If you’re having trouble playing a video file in a qube, you’re probably missing the required codecs. The easiest way to resolve this is to install VLC Media Player and use that to play your video files. You can do this in multiple different TemplateVM distros (Fedora, Debian, etc.).

For Debian:

  1. (Recommended) Clone an existing Debian TemplateVM
  2. Install VLC in that TemplateVM:

    $ sudo apt install vlc
    
  3. Use VLC to play your video files

For Fedora:

  1. (Recommended) Clone an existing Fedora TemplateVM
  2. Enable the appropriate RPMFusion repos in the desired Fedora TemplateVM.
  3. Install VLC in that TemplateVM:

    $ sudo dnf install vlc
    
  4. Use VLC to play your video files.

How do I access my external drive?

External media such as external hard drives or flash drives plugged in via USB are available in the sys-usb VM. They can either be manually mounted with the mount command, or accessed conveniently via the graphical file manager which mounts them under /run/media/user.

Devices which are passed from one VM to another via qvm-block show up as /dev/xvd* and must be mounted manually. See “How to attach USB drives” for more information.

My encrypted drive doesn’t appear in Debian qube.

This is an issue that affects qubes based on Debian Jessie. The problem is fixed in Stretch, and does not affect Fedora-based qubes.

A mixed drive with some encrypted partitions appears correctly in Nautilus.
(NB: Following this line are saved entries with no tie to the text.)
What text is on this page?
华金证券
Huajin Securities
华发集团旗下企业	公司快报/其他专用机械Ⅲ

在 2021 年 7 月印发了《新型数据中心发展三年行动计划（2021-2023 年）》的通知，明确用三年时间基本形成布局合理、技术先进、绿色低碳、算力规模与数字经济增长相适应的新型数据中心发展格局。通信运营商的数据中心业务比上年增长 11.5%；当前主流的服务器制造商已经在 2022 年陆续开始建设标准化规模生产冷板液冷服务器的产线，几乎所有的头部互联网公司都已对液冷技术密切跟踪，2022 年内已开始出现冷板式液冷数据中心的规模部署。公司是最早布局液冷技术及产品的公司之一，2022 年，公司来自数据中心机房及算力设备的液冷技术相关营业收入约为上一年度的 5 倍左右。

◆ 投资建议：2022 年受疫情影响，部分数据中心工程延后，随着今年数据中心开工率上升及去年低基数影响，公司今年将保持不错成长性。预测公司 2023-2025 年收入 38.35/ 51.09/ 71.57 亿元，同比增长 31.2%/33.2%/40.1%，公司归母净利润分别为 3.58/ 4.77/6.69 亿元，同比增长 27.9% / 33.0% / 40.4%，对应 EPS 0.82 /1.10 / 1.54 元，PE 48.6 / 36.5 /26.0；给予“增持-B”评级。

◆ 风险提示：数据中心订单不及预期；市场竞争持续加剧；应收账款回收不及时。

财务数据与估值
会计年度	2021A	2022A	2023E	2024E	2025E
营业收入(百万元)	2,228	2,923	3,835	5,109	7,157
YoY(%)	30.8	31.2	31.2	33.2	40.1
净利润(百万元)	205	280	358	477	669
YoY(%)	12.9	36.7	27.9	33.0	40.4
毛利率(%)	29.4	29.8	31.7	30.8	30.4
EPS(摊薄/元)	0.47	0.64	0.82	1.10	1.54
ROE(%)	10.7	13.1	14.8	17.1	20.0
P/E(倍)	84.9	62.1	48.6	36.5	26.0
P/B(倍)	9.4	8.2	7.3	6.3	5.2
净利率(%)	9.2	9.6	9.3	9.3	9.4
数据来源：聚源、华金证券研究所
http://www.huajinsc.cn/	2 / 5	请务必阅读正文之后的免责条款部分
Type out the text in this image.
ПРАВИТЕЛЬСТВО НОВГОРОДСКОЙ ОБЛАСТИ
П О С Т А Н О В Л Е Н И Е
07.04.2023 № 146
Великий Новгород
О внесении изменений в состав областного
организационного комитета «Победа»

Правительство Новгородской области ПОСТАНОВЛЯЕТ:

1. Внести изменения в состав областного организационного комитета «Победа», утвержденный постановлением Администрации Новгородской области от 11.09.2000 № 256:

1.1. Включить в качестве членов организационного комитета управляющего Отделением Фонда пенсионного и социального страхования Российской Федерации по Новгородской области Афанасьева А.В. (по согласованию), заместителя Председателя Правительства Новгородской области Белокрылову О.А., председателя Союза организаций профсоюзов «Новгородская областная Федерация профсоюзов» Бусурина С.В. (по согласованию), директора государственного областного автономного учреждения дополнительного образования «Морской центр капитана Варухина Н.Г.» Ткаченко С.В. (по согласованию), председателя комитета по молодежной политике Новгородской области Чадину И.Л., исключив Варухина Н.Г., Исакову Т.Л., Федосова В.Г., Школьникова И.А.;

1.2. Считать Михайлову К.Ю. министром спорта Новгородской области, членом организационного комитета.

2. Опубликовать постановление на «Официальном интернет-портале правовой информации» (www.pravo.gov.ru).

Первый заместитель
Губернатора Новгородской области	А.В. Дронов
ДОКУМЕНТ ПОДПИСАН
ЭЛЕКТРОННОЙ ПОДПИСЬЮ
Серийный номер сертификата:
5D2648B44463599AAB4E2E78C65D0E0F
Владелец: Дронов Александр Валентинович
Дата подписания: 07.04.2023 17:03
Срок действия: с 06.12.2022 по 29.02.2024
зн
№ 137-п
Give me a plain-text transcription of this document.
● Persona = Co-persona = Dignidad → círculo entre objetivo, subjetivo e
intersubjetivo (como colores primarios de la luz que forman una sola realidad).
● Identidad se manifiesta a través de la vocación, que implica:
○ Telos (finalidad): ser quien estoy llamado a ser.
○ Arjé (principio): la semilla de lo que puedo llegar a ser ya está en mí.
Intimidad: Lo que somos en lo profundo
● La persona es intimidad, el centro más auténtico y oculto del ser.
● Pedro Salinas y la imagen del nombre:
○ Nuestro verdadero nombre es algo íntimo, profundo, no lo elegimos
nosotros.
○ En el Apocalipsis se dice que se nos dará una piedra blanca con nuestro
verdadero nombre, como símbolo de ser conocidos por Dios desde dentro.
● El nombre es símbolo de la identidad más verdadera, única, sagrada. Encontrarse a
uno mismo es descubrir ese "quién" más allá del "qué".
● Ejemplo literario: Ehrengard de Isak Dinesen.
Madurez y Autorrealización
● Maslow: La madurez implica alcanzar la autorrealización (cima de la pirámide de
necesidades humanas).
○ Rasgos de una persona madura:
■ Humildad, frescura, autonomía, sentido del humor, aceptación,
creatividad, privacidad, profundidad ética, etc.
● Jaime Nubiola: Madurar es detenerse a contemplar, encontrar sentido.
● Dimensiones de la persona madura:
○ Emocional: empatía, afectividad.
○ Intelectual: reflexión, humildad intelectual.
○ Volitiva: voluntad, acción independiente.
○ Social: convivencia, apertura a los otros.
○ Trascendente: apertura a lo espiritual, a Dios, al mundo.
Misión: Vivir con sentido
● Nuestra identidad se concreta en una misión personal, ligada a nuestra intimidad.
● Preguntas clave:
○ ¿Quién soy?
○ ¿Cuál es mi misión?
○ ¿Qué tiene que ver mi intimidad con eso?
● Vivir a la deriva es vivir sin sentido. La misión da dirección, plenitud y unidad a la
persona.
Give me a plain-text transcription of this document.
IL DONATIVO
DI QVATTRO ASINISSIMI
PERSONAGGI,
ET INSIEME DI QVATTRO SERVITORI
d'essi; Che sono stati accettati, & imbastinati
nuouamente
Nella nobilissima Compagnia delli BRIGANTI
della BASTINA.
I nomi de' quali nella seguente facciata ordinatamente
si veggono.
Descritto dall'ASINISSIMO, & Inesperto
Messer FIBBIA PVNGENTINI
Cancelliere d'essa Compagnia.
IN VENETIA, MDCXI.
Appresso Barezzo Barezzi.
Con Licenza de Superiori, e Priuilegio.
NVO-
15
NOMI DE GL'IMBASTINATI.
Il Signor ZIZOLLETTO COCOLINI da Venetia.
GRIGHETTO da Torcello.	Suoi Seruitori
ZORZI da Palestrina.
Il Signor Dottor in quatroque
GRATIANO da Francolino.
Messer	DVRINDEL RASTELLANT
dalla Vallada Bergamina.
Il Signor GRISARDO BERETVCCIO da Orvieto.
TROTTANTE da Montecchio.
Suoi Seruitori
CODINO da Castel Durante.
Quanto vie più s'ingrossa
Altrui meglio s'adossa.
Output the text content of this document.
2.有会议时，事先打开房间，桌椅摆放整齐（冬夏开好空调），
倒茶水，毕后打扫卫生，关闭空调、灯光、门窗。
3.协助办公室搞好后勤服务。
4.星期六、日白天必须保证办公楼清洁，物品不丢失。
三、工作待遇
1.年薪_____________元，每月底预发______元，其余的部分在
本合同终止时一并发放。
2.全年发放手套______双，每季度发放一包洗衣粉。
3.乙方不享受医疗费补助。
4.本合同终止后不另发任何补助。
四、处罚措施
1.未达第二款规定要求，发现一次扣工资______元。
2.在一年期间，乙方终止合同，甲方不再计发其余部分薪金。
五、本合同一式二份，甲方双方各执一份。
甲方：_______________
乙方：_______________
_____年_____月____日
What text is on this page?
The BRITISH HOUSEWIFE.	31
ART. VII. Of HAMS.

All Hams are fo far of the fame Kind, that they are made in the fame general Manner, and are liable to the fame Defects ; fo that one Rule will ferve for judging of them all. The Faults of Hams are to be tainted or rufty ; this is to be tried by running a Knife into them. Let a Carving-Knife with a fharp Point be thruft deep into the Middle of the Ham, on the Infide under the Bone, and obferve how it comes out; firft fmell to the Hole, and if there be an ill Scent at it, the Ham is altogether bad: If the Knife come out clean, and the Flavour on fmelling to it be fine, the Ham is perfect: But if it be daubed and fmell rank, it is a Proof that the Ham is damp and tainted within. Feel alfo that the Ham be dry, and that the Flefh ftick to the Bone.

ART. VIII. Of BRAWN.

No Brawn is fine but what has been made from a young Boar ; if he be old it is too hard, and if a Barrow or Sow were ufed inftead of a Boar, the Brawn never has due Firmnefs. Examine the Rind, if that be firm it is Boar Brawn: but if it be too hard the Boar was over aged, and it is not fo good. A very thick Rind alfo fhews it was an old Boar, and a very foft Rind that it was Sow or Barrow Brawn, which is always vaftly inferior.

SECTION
The encrypted partitions are identified and the user is prompted for password on attempting to mount the partition.

A fully encrypted drive does not appear in Nautilus.

The work round is to manually decrypt and mount the drive:

  1. attach usb device to qube - it should be attached as /dev/xvdi or similar.
  2. sudo cryptsetup open /dev/xvdi bk –type luks
  3. sudo cryptsetup status /dev/mapper/bk [Shows useful status]
  4. sudo mount /dev/mapper/bk /mnt

The decrypted device is now available at /mnt - when you have finished using it unmount and close the drive.

  1. sudo umount /mnt
  2. sudo cryptsetup close bk –type luks
  3. remove usb from qube

Windows Update is stuck.

This has nothing to do with Qubes. It’s a longstanding Windows bug.

Fullscreen Firefox is frozen.

Press F11 twice.

I have weird graphics glitches like the screen turning partially black.

If it seems like the issue described in this thread, try disabling the window compositor:

  • Q → System Tools → Window Manager Tweaks → Compositor → uncheck “Enable display compositing”

Please report (via the mailing lists) if you experience this issue, and whether disabling the compositor fixes it for you or not.